Изменить стиль страницы

Нет! Нельзя.

«А почему, собственно, нельзя? – нашептывал мне коварный голос. – Давай, ей же все равно!»

И я вернулась на место преступления. К шкафу. И подставила стул, и сняла со шкафа коробку с пасхальным яйцом.

На этот раз я съела все, и уже нечего было выставлять, завернув в фольгу. Ко мне вернулись страх и стыд, и на сей раз они были гораздо, гораздо ужаснее, чем в первый раз. Слишком поздно. Я это сделала!

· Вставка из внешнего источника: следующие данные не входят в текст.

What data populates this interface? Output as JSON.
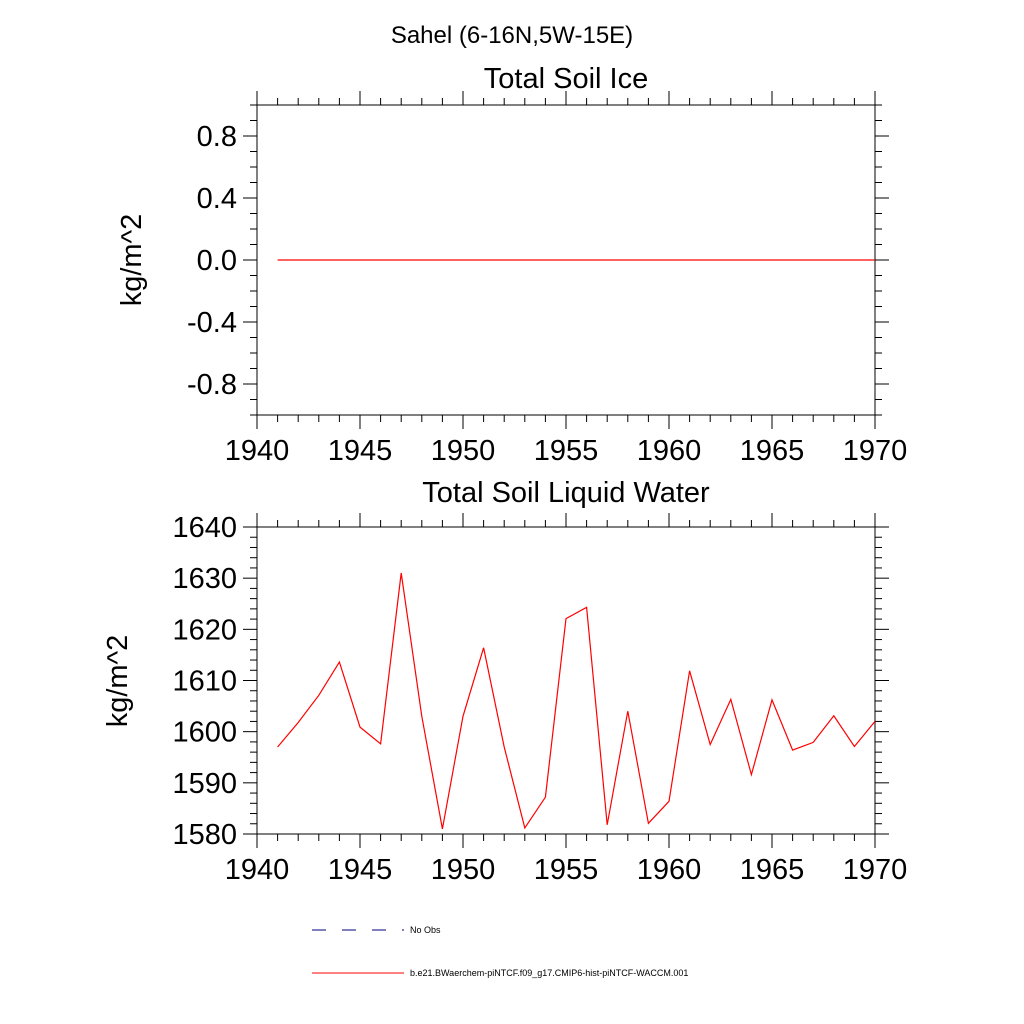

С колотящимся от страха сердцем я поняла, что не могу просто оставить на шкафу пустую коробку. Сожалея о том, что вообще родилась на свет, я стала искать место, куда бы спрятать вещественное доказательство своего преступления. Под кровать? Нет, не пойдет. Большая часть наших игр разворачивалась именно под кроватью. Под кушеткой в другой комнате? Нет, когда я недавно спрятала там куклу Клер. Синди, предварительно укоротив ей волосы, ее очень быстро нашли. И, в конце концов, я остановилась на погребе для угля. Ведь им больше не пользовались. Я была слишком мала, чтобы уразуметь связь между тем, что стоит теплая погода, и тем, что перестали топить.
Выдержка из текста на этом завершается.